As might be expected, the bibliographic resources of this ambitious volume are immense. Most of that information is contained in the footnotes of the individual essays, each of which concludes by offering a few resources for further reading; the volume contains no comprehensive bibliography. This is understandable in a volume that already runs to more than 800 pages, but may disappoint those who want to use it as a quick reference source.

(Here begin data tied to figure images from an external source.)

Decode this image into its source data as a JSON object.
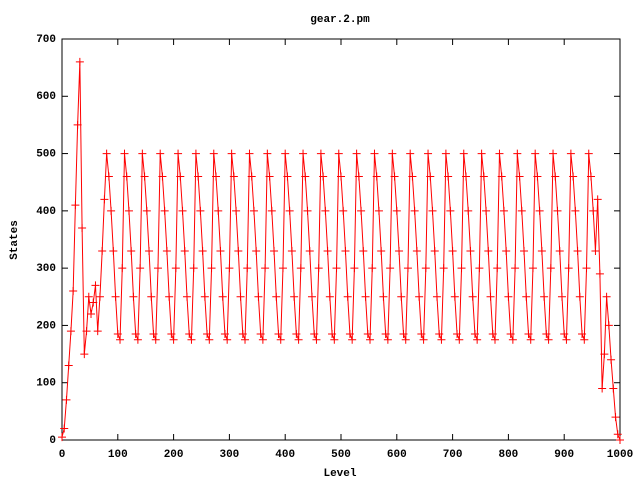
{
  "chart_data": {
    "type": "line",
    "title": "gear.2.pm",
    "x_label": "Level",
    "y_label": "States",
    "x": [
      0,
      4,
      8,
      12,
      16,
      20,
      24,
      28,
      32,
      36,
      40,
      44,
      48,
      52,
      56,
      60,
      64,
      68,
      72,
      76,
      80,
      84,
      88,
      92,
      96,
      100,
      104,
      108,
      112,
      116,
      120,
      124,
      128,
      132,
      136,
      140,
      144,
      148,
      152,
      156,
      160,
      164,
      168,
      172,
      176,
      180,
      184,
      188,
      192,
      196,
      200,
      204,
      208,
      212,
      216,
      220,
      224,
      228,
      232,
      236,
      240,
      244,
      248,
      252,
      256,
      260,
      264,
      268,
      272,
      276,
      280,
      284,
      288,
      292,
      296,
      300,
      304,
      308,
      312,
      316,
      320,
      324,
      328,
      332,
      336,
      340,
      344,
      348,
      352,
      356,
      360,
      364,
      368,
      372,
      376,
      380,
      384,
      388,
      392,
      396,
      400,
      404,
      408,
      412,
      416,
      420,
      424,
      428,
      432,
      436,
      440,
      444,
      448,
      452,
      456,
      460,
      464,
      468,
      472,
      476,
      480,
      484,
      488,
      492,
      496,
      500,
      504,
      508,
      512,
      516,
      520,
      524,
      528,
      532,
      536,
      540,
      544,
      548,
      552,
      556,
      560,
      564,
      568,
      572,
      576,
      580,
      584,
      588,
      592,
      596,
      600,
      604,
      608,
      612,
      616,
      620,
      624,
      628,
      632,
      636,
      640,
      644,
      648,
      652,
      656,
      660,
      664,
      668,
      672,
      676,
      680,
      684,
      688,
      692,
      696,
      700,
      704,
      708,
      712,
      716,
      720,
      724,
      728,
      732,
      736,
      740,
      744,
      748,
      752,
      756,
      760,
      764,
      768,
      772,
      776,
      780,
      784,
      788,
      792,
      796,
      800,
      804,
      808,
      812,
      816,
      820,
      824,
      828,
      832,
      836,
      840,
      844,
      848,
      852,
      856,
      860,
      864,
      868,
      872,
      876,
      880,
      884,
      888,
      892,
      896,
      900,
      904,
      908,
      912,
      916,
      920,
      924,
      928,
      932,
      936,
      940,
      944,
      948,
      952,
      956,
      960,
      964,
      968,
      972,
      976,
      980,
      984,
      988,
      992,
      996,
      1000
    ],
    "series": [
      {
        "color": "#ff0000",
        "values": [
          5,
          20,
          70,
          130,
          190,
          260,
          410,
          550,
          660,
          370,
          150,
          190,
          250,
          220,
          240,
          270,
          190,
          250,
          330,
          420,
          500,
          460,
          400,
          330,
          250,
          185,
          175,
          300,
          500,
          460,
          400,
          330,
          250,
          185,
          175,
          300,
          500,
          460,
          400,
          330,
          250,
          185,
          175,
          300,
          500,
          460,
          400,
          330,
          250,
          185,
          175,
          300,
          500,
          460,
          400,
          330,
          250,
          185,
          175,
          300,
          500,
          460,
          400,
          330,
          250,
          185,
          175,
          300,
          500,
          460,
          400,
          330,
          250,
          185,
          175,
          300,
          500,
          460,
          400,
          330,
          250,
          185,
          175,
          300,
          500,
          460,
          400,
          330,
          250,
          185,
          175,
          300,
          500,
          460,
          400,
          330,
          250,
          185,
          175,
          300,
          500,
          460,
          400,
          330,
          250,
          185,
          175,
          300,
          500,
          460,
          400,
          330,
          250,
          185,
          175,
          300,
          500,
          460,
          400,
          330,
          250,
          185,
          175,
          300,
          500,
          460,
          400,
          330,
          250,
          185,
          175,
          300,
          500,
          460,
          400,
          330,
          250,
          185,
          175,
          300,
          500,
          460,
          400,
          330,
          250,
          185,
          175,
          300,
          500,
          460,
          400,
          330,
          250,
          185,
          175,
          300,
          500,
          460,
          400,
          330,
          250,
          185,
          175,
          300,
          500,
          460,
          400,
          330,
          250,
          185,
          175,
          300,
          500,
          460,
          400,
          330,
          250,
          185,
          175,
          300,
          500,
          460,
          400,
          330,
          250,
          185,
          175,
          300,
          500,
          460,
          400,
          330,
          250,
          185,
          175,
          300,
          500,
          460,
          400,
          330,
          250,
          185,
          175,
          300,
          500,
          460,
          400,
          330,
          250,
          185,
          175,
          300,
          500,
          460,
          400,
          330,
          250,
          185,
          175,
          300,
          500,
          460,
          400,
          330,
          250,
          185,
          175,
          300,
          500,
          460,
          400,
          330,
          250,
          185,
          175,
          300,
          500,
          460,
          400,
          330,
          420,
          290,
          90,
          150,
          250,
          200,
          140,
          90,
          40,
          10,
          0
        ]
      }
    ],
    "xlim": [
      0,
      1000
    ],
    "xticks": [
      0,
      100,
      200,
      300,
      400,
      500,
      600,
      700,
      800,
      900,
      1000
    ],
    "ylim": [
      0,
      700
    ],
    "yticks": [
      0,
      100,
      200,
      300,
      400,
      500,
      600,
      700
    ]
  }
}
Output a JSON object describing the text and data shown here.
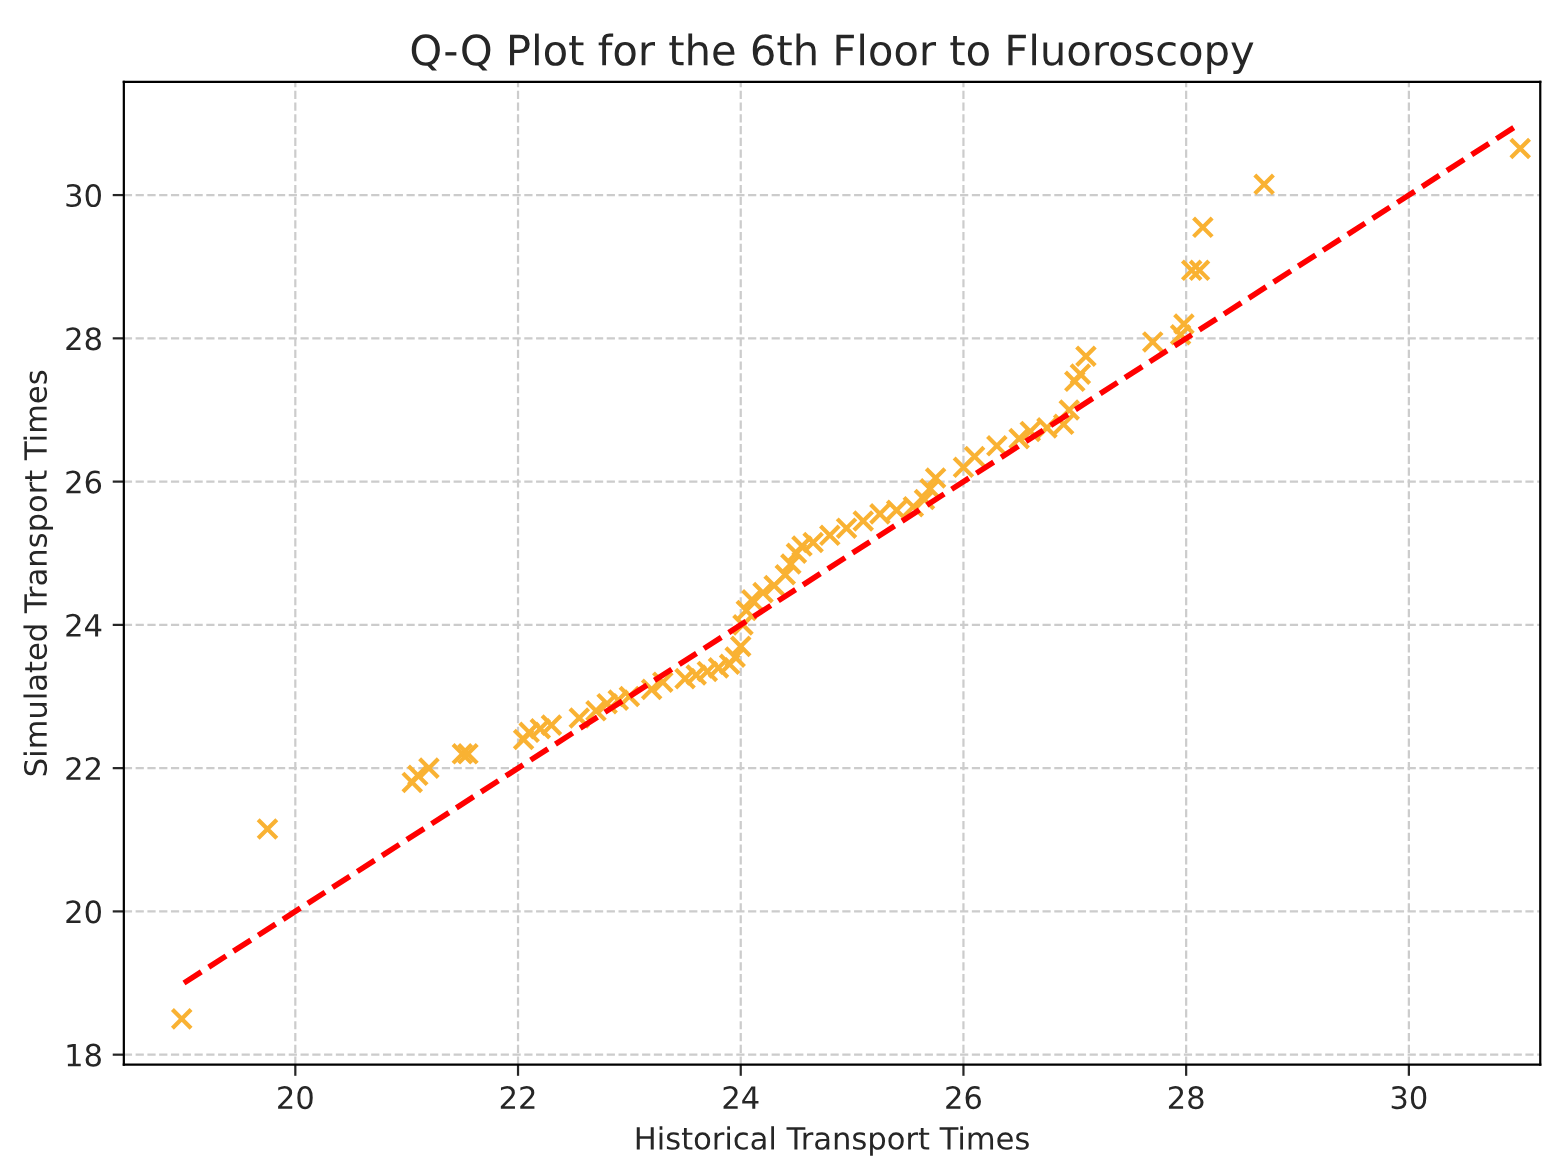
{
  "chart_data": {
    "type": "scatter",
    "title": "Q-Q Plot for the 6th Floor to Fluoroscopy",
    "xlabel": "Historical Transport Times",
    "ylabel": "Simulated Transport Times",
    "xlim": [
      18.46,
      31.18
    ],
    "ylim": [
      17.86,
      31.58
    ],
    "xticks": [
      20,
      22,
      24,
      26,
      28,
      30
    ],
    "yticks": [
      18,
      20,
      22,
      24,
      26,
      28,
      30
    ],
    "grid": true,
    "series": [
      {
        "color": "#f9b233",
        "marker": "cross",
        "x": [
          18.98,
          19.75,
          21.05,
          21.1,
          21.2,
          21.5,
          21.55,
          22.05,
          22.1,
          22.2,
          22.3,
          22.55,
          22.7,
          22.8,
          22.9,
          23.0,
          23.2,
          23.3,
          23.5,
          23.6,
          23.7,
          23.8,
          23.9,
          23.95,
          24.0,
          24.02,
          24.05,
          24.1,
          24.2,
          24.3,
          24.4,
          24.45,
          24.5,
          24.55,
          24.65,
          24.8,
          24.95,
          25.1,
          25.25,
          25.4,
          25.55,
          25.65,
          25.7,
          25.75,
          26.0,
          26.1,
          26.3,
          26.5,
          26.6,
          26.75,
          26.9,
          26.95,
          27.0,
          27.05,
          27.1,
          27.7,
          27.95,
          27.98,
          28.05,
          28.12,
          28.15,
          28.7,
          31.0
        ],
        "values": [
          18.5,
          21.15,
          21.8,
          21.9,
          22.0,
          22.2,
          22.2,
          22.4,
          22.5,
          22.55,
          22.6,
          22.7,
          22.8,
          22.9,
          22.95,
          23.0,
          23.1,
          23.2,
          23.25,
          23.3,
          23.35,
          23.4,
          23.45,
          23.55,
          23.7,
          24.0,
          24.2,
          24.35,
          24.45,
          24.55,
          24.7,
          24.85,
          25.0,
          25.1,
          25.15,
          25.25,
          25.35,
          25.45,
          25.55,
          25.6,
          25.65,
          25.75,
          25.9,
          26.05,
          26.2,
          26.35,
          26.5,
          26.6,
          26.7,
          26.75,
          26.8,
          27.0,
          27.4,
          27.5,
          27.75,
          27.95,
          28.05,
          28.2,
          28.95,
          28.95,
          29.55,
          30.15,
          30.65
        ]
      },
      {
        "type": "line",
        "color": "#ff0000",
        "line_style": "dashed",
        "x": [
          19,
          31
        ],
        "values": [
          19,
          31
        ]
      }
    ]
  }
}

Perhaps the most exciting thing about the volume is its optimistic attitude about the possibilities for new scholarship generated by emerging technology, emergent critical approaches, and overdue attention to systematically ignored cultural locations. Most of the volume’s authors took up the editors’ challenge to sketch out potential paths for future work on the texts or contexts for which they were responsible. Thus, the Oxford Handbook does not simply document a robust tradition of scholarly accomplishment on the occasion of Dickens’s bicentenary, but instead testifies to a relevance that would appear to be vigorous and inexhaustible.